Opposing lobbies concede the corporation has proved a daunting opponent
in winning the support of Government.
‘There’s little point now taking on the BBC when they hold all the
aces,’ says John Hooper, director general of ISBA, which argued for
advertising on BBC2 and Radios 1 and 2.
Hugh Colver, until recently director of communications at the
Conservative Party, says that the BBC has worked hard to build on
existing support for public service broadcasting.

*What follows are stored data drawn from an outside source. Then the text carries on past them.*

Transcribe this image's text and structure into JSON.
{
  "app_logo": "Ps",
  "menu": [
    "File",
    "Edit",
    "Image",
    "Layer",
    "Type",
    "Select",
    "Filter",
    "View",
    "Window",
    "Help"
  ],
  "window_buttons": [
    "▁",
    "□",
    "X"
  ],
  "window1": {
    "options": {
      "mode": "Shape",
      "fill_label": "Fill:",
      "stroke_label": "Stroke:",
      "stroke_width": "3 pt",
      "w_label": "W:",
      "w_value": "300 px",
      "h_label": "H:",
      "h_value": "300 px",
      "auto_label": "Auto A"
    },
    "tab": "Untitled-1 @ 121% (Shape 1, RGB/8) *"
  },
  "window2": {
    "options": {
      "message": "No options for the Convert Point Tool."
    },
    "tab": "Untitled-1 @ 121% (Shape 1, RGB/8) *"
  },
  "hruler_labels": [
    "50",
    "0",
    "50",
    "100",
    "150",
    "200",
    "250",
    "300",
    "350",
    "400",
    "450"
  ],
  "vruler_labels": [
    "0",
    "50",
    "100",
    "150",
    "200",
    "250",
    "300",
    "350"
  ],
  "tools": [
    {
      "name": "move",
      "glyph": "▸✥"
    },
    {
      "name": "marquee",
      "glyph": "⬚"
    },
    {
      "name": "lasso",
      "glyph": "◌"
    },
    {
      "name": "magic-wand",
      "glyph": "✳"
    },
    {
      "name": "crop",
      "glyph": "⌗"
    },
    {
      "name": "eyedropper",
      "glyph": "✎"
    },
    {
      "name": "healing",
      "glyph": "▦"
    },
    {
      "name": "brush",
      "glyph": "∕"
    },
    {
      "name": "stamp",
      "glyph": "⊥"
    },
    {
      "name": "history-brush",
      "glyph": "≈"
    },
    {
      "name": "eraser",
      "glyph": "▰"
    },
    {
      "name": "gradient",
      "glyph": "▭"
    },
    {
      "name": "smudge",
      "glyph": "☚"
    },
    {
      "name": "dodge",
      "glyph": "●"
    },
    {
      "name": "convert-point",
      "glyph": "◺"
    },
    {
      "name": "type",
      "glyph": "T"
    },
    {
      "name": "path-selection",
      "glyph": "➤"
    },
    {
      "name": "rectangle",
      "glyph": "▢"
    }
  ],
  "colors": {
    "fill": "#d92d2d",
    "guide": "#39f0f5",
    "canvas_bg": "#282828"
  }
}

And despite the recurrent anti-BBC outbursts by hostile MPs and
ministers, he notes: ‘It’s interesting to see that people now attack
particular bits of the BBC or programmes or a presenter, and not the BBC
as a whole.’
Yet, the process of creating such an effective lobbying machine has not
been without some cost. If the Auntie of old was viewed as a leaky old
ship apt to appear at war with itself, it now appears to some to have
unfairly cowered many of its internal critics and curtailed the ability
of staff to talk to the press - ironic given its own mission to explain
Hence Birt and his lieutenants have faced attacks from the likes of
veteran World Service correspondent Mark Tully, who resigned insisting
Birt had imposed an unnecessary climate of fear.
No wonder BBC chairman Marmaduke Hussey, in welcoming the draft charter,
referred to the reforms as being ‘painful’ but ‘justified’.